GLASGOW, Scotland (Reuters) - An exhausted Bernard Tomic fought off a tenacious fightback by Britain’s lowly-ranked Dan Evans to draw Australia level at 1-1 after the first day of their Davis Cup semi-final on Friday.
Australian number one Tomic won the day’s second singles 6-3 7-6(2) 6-7(4) 6-4 but he looked out on his feet towards the end after being rocked on his heels by the dogged Evans.
World number three Andy Murray had given the hosts a dream start as they bid for their first Davis Cup final spot since 1978, playing sublimely to thrash teenager Thanasi Kokkinakis 6-3 6-0 6-3 in front of a packed house in Glasgow.
The winners will face Belgium or Argentina in the final.
Scot Murray, 28, has been the mainstay of Britain’s rise from the lower levels of the Davis Cup pyramid in the last four years, and is likely to play Saturday’s crucial doubles rubber.
It was always on the cards that the tie would be poised at 1-1 after Friday’s play, especially with surprise pick Evans, ranked down at 300, playing against world number 23 Tomic.
After being initially outclassed and falling two sets behind, Evans dug deep, breaking Tomic’s serve at 3-5 in the third when the Australian served for the match and eventually clinching a tiebreak when Tomic volleyed wide.
Both players were staggering after some grueling rallies on the slow indoor court in the fourth and Tomic was left gasping when he again failed to serve out the match at 5-2.

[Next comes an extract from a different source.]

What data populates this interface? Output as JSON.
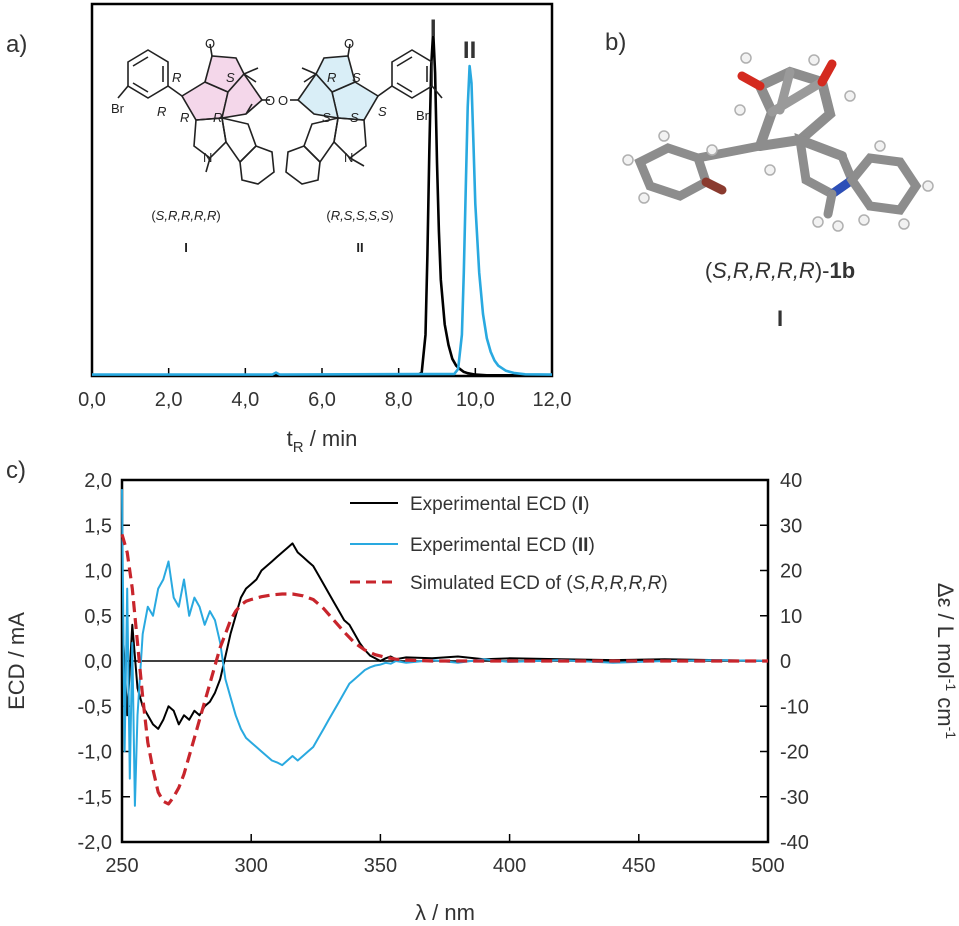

At 5-4, however, with Australian veteran Lleyton Hewitt pumping his fist courtside, Tomic held his nerve and claimed victory when Evans sent a backhand wide.
“There was a big expectation on Bernie to win and the weight of it all was grinding him down into the court, but that’s Davis Cup!” Wally Masur, captaining Australia as they aim for a first final in 12 years, said.
With Murray favorite to win his singles on Sunday the tie could now hinge on the Saturday’s doubles.
Murray earned a crucial point with brother Jamie, a U.S. Open doubles runner-up last week, in the quarter-final against France, and the brothers may be let loose against Hewitt and big-serving Sam Groth on Saturday.
After Murray’s longer-than-expected rest before the tie after a fourth round defeat at the U.S. Open, and the ease at which he beat Kokkinakis, the Scot is ready to work overtime.
“It isn’t my decision. It’s up to the captain to decide that. Obviously, now I have the option to be picked because that match was quick. We’ll talk about it this evening,” he said.
Murray’s demolition of Kokkinakis took his Davis Cup singles record to 24-2.